Cutaneous innervation of the SSN is not common, being demonstrated in only about 10% to 15% of subjects. When present, the cutaneous distribution is similar to the typical distribution for the axillary nerve. The SSN has motor branches to the supraspinatus and infraspinatus muscles.
The SSN diverges distally 2 cm from the junction of C5 and C6 into the superior trunk (range, 0 to 2.5 cm). Recognition of the takeoff of the SSN from the brachial plexus is an important consideration for complete brachial plexus blocks when performed low in the neck. Selective SSN block should not only spare the remainder of the brachial plexus but also the phrenic nerve.
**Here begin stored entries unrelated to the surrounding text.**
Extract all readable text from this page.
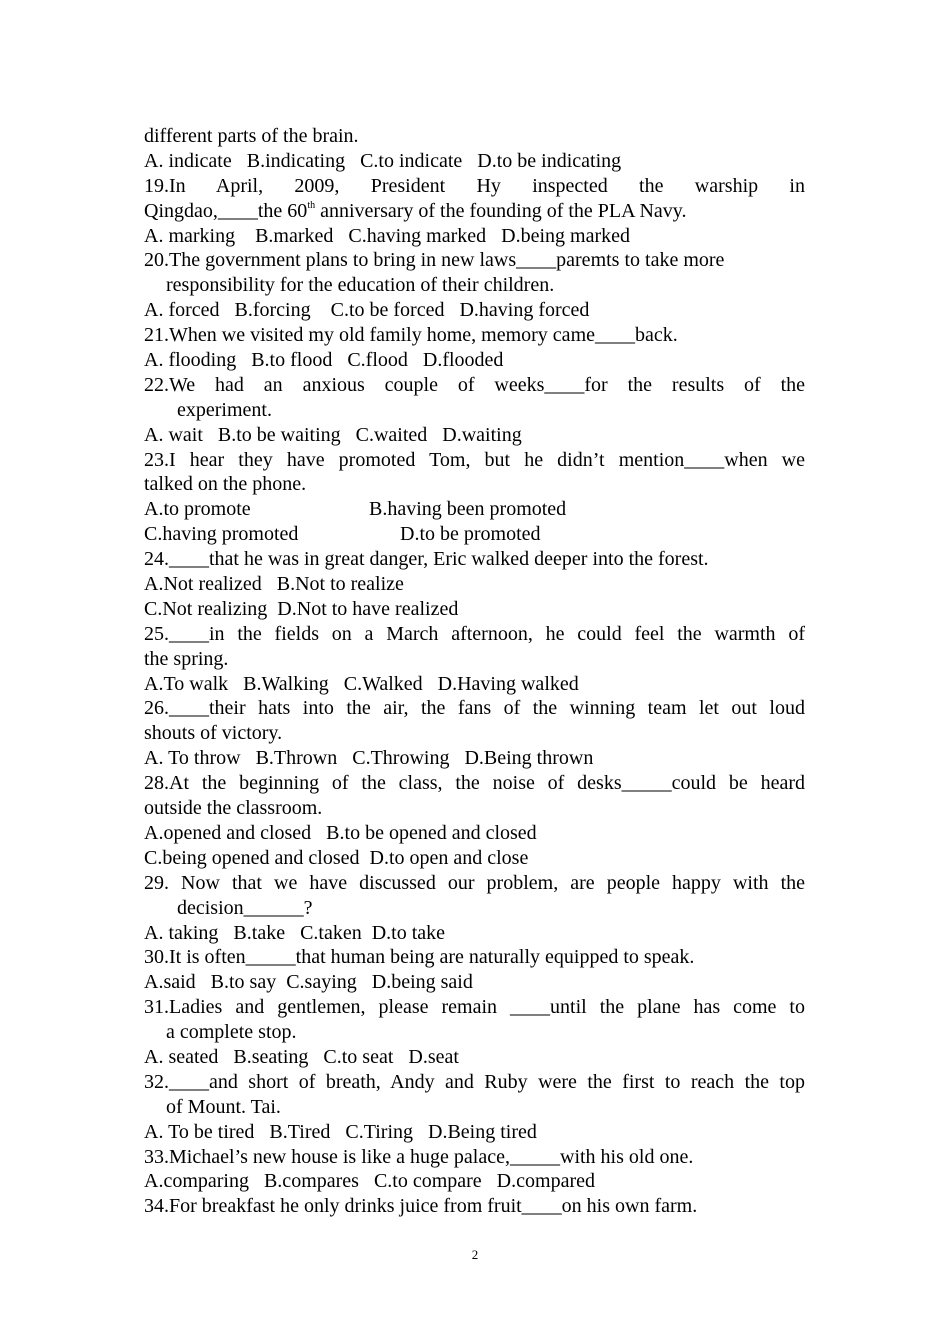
different parts of the brain.
A. indicate   B.indicating   C.to indicate   D.to be indicating
19.In April, 2009, President Hy inspected the warship in
Qingdao,____the 60th anniversary of the founding of the PLA Navy.
A. marking    B.marked   C.having marked   D.being marked
20.The government plans to bring in new laws____paremts to take more
responsibility for the education of their children.
A. forced   B.forcing    C.to be forced   D.having forced
21.When we visited my old family home, memory came____back.
A. flooding   B.to flood   C.flood   D.flooded
22.We had an anxious couple of weeks____for the results of the
experiment.
A. wait   B.to be waiting   C.waited   D.waiting
23.I hear they have promoted Tom, but he didn’t mention____when we
talked on the phone.
A.to promote	B.having been promoted
C.having promoted	D.to be promoted
24.____that he was in great danger, Eric walked deeper into the forest.
A.Not realized   B.Not to realize
C.Not realizing  D.Not to have realized
25.____in the fields on a March afternoon, he could feel the warmth of
the spring.
A.To walk   B.Walking   C.Walked   D.Having walked
26.____their hats into the air, the fans of the winning team let out loud
shouts of victory.
A. To throw   B.Thrown   C.Throwing   D.Being thrown
28.At the beginning of the class, the noise of desks_____could be heard
outside the classroom.
A.opened and closed   B.to be opened and closed
C.being opened and closed  D.to open and close
29. Now that we have discussed our problem, are people happy with the
decision______?
A. taking   B.take   C.taken  D.to take
30.It is often_____that human being are naturally equipped to speak.
A.said   B.to say  C.saying   D.being said
31.Ladies and gentlemen, please remain ____until the plane has come to
a complete stop.
A. seated   B.seating   C.to seat   D.seat
32.____and short of breath, Andy and Ruby were the first to reach the top
of Mount. Tai.
A. To be tired   B.Tired   C.Tiring   D.Being tired
33.Michael’s new house is like a huge palace,_____with his old one.
A.comparing   B.compares   C.to compare   D.compared
34.For breakfast he only drinks juice from fruit____on his own farm.
2
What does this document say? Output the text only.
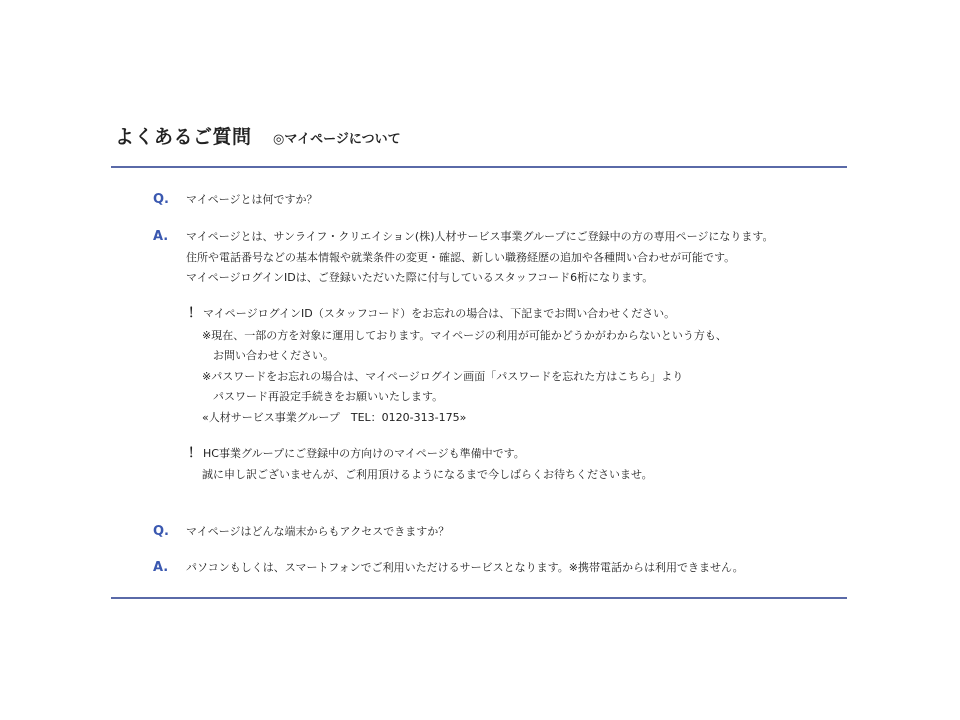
よくあるご質問 ◎マイページについて
Q. マイページとは何ですか？
A. マイページとは、サンライフ・クリエイション(株)人材サービス事業グループにご登録中の方の専用ページになります。
住所や電話番号などの基本情報や就業条件の変更・確認、新しい職務経歴の追加や各種問い合わせが可能です。
マイページログインIDは、ご登録いただいた際に付与しているスタッフコード6桁になります。
！ マイページログインID（スタッフコード）をお忘れの場合は、下記までお問い合わせください。
※現在、一部の方を対象に運用しております。マイページの利用が可能かどうかがわからないという方も、
お問い合わせください。
※パスワードをお忘れの場合は、マイページログイン画面「パスワードを忘れた方はこちら」より
パスワード再設定手続きをお願いいたします。
«人材サービス事業グループ　TEL：0120-313-175»
！ HC事業グループにご登録中の方向けのマイページも準備中です。
誠に申し訳ございませんが、ご利用頂けるようになるまで今しばらくお待ちくださいませ。
Q. マイページはどんな端末からもアクセスできますか？
A. パソコンもしくは、スマートフォンでご利用いただけるサービスとなります。※携帯電話からは利用できません。
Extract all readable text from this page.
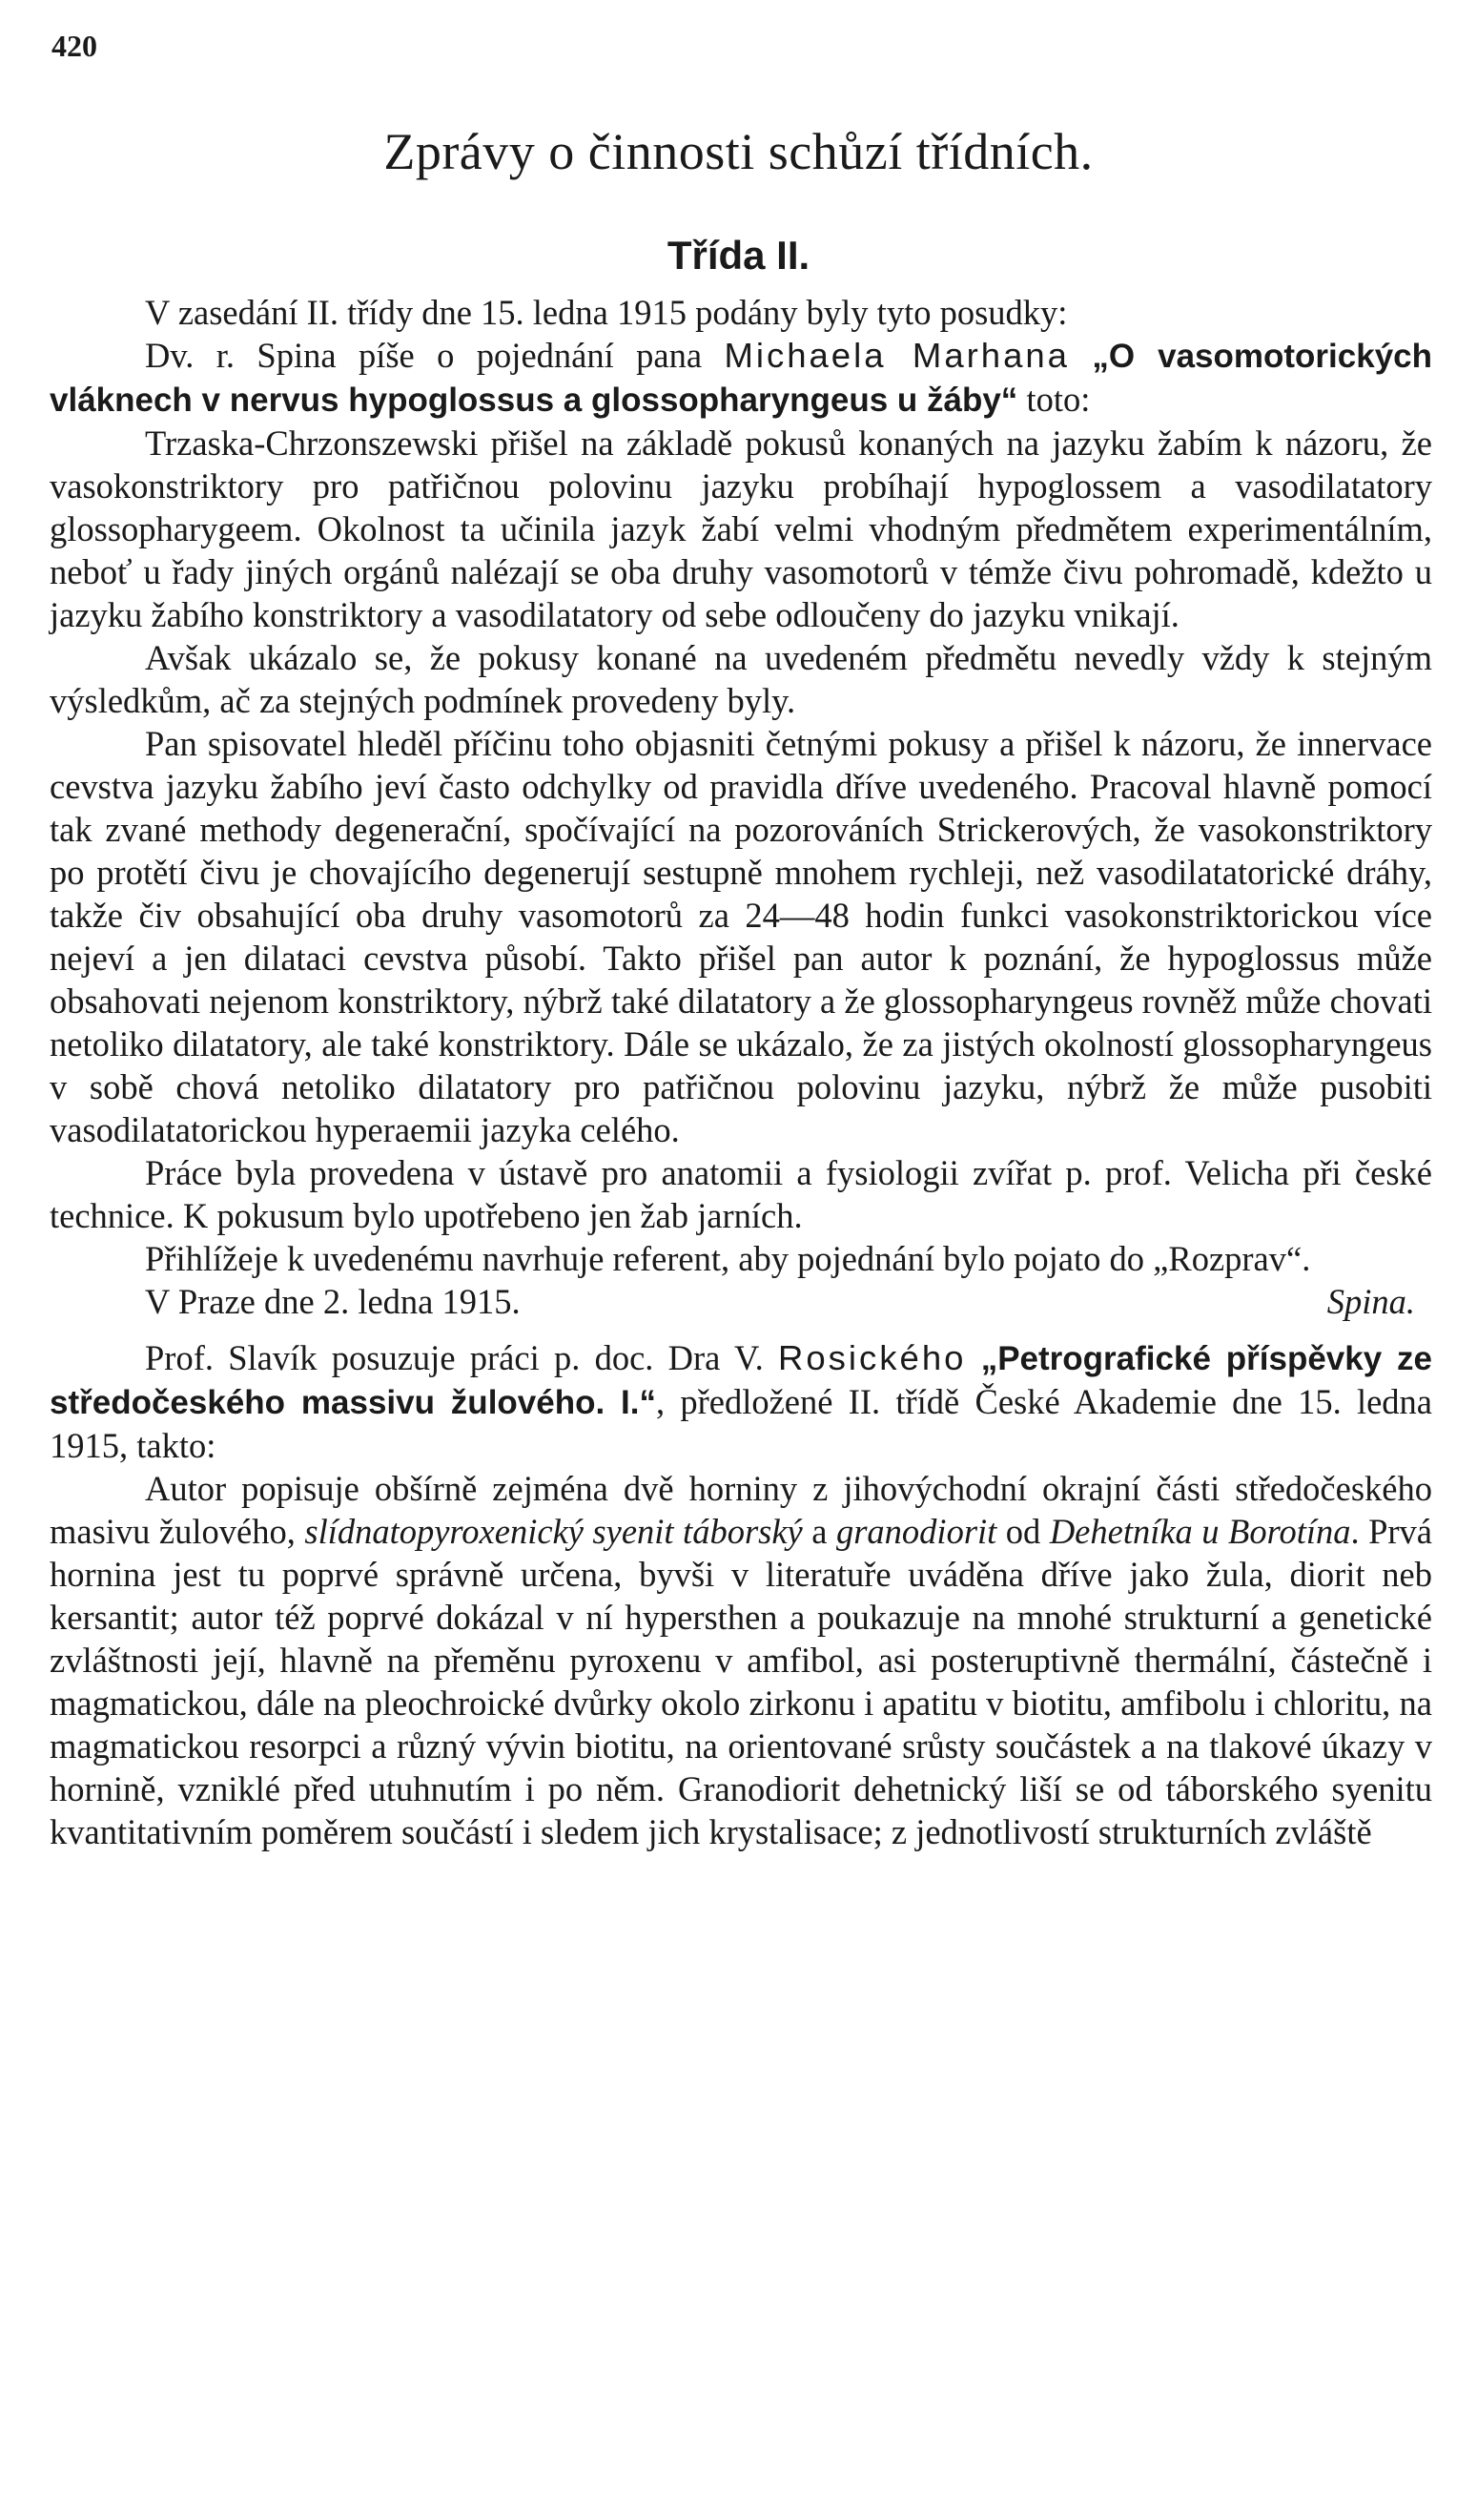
420
Zprávy o činnosti schůzí třídních.
Třída II.

V zasedání II. třídy dne 15. ledna 1915 podány byly tyto posudky:

Dv. r. Spina píše o pojednání pana Michaela Marhana „O vasomotorických vláknech v nervus hypoglossus a glossopharyngeus u žáby“ toto:

Trzaska-Chrzonszewski přišel na základě pokusů konaných na jazyku žabím k názoru, že vasokonstriktory pro patřičnou polovinu jazyku probíhají hypoglossem a vasodilatatory glossopharygeem. Okolnost ta učinila jazyk žabí velmi vhodným předmětem experimentálním, neboť u řady jiných orgánů nalézají se oba druhy vasomotorů v témže čivu pohromadě, kdežto u jazyku žabího konstriktory a vasodilatatory od sebe odloučeny do jazyku vnikají.

Avšak ukázalo se, že pokusy konané na uvedeném předmětu nevedly vždy k stejným výsledkům, ač za stejných podmínek provedeny byly.

Pan spisovatel hleděl příčinu toho objasniti četnými pokusy a přišel k názoru, že innervace cevstva jazyku žabího jeví často odchylky od pravidla dříve uvedeného. Pracoval hlavně pomocí tak zvané methody degenerační, spočívající na pozorováních Strickerových, že vasokonstriktory po protětí čivu je chovajícího degenerují sestupně mnohem rychleji, než vasodilatatorické dráhy, takže čiv obsahující oba druhy vasomotorů za 24—48 hodin funkci vasokonstriktorickou více nejeví a jen dilataci cevstva působí. Takto přišel pan autor k poznání, že hypoglossus může obsahovati nejenom konstriktory, nýbrž také dilatatory a že glossopharyngeus rovněž může chovati netoliko dilatatory, ale také konstriktory. Dále se ukázalo, že za jistých okolností glossopharyngeus v sobě chová netoliko dilatatory pro patřičnou polovinu jazyku, nýbrž že může pusobiti vasodilatatorickou hyperaemii jazyka celého.

Práce byla provedena v ústavě pro anatomii a fysiologii zvířat p. prof. Velicha při české technice. K pokusum bylo upotřebeno jen žab jarních.

Přihlížeje k uvedenému navrhuje referent, aby pojednání bylo pojato do „Rozprav“.

V Praze dne 2. ledna 1915.	Spina.

Prof. Slavík posuzuje práci p. doc. Dra V. Rosického „Petrografické příspěvky ze středočeského massivu žulového. I.“, předložené II. třídě České Akademie dne 15. ledna 1915, takto:

Autor popisuje obšírně zejména dvě horniny z jihovýchodní okrajní části středočeského masivu žulového, slídnatopyroxenický syenit táborský a granodiorit od Dehetníka u Borotína. Prvá hornina jest tu poprvé správně určena, byvši v literatuře uváděna dříve jako žula, diorit neb kersantit; autor též poprvé dokázal v ní hypersthen a poukazuje na mnohé strukturní a genetické zvláštnosti její, hlavně na přeměnu pyroxenu v amfibol, asi posteruptivně thermální, částečně i magmatickou, dále na pleochroické dvůrky okolo zirkonu i apatitu v biotitu, amfibolu i chloritu, na magmatickou resorpci a různý vývin biotitu, na orientované srůsty součástek a na tlakové úkazy v hornině, vzniklé před utuhnutím i po něm. Granodiorit dehetnický liší se od táborského syenitu kvantitativním poměrem součástí i sledem jich krystalisace; z jednotlivostí strukturních zvláště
Isolated SSN block is traditionally performed where the nerve crosses the suprascapular notch, because the nerve usually does not have major branches before this notch, and the bony landmark is useful. However, there are limitations to this traditional approach. The SSN lies deep to the trapezius and supraspinatus muscles within the suprascapular notch. While distal block of the SSN near the suprascapular notch is potentially more selective, the nerve and needle imaging for this procedure can be challenging.
The suprascapular notch, which is a landmark for the distal SSN block below the clavicle, is often absent (approximately 15% of scapulae). The SSN always runs under the suprascapular ligament, while the position of the suprascapular artery and vein with respect to the ligament is variable. The suprascapular ligament is frequently ossified, thereby reducing image quality. In approximately 50% of cases, sensory branches already separate from the main stem before the main stem enters the suprascapular notch. Injuries to the SSN after blocks performed near the suprascapular notch have been reported (blocks were performed near a site of nerve entrapment).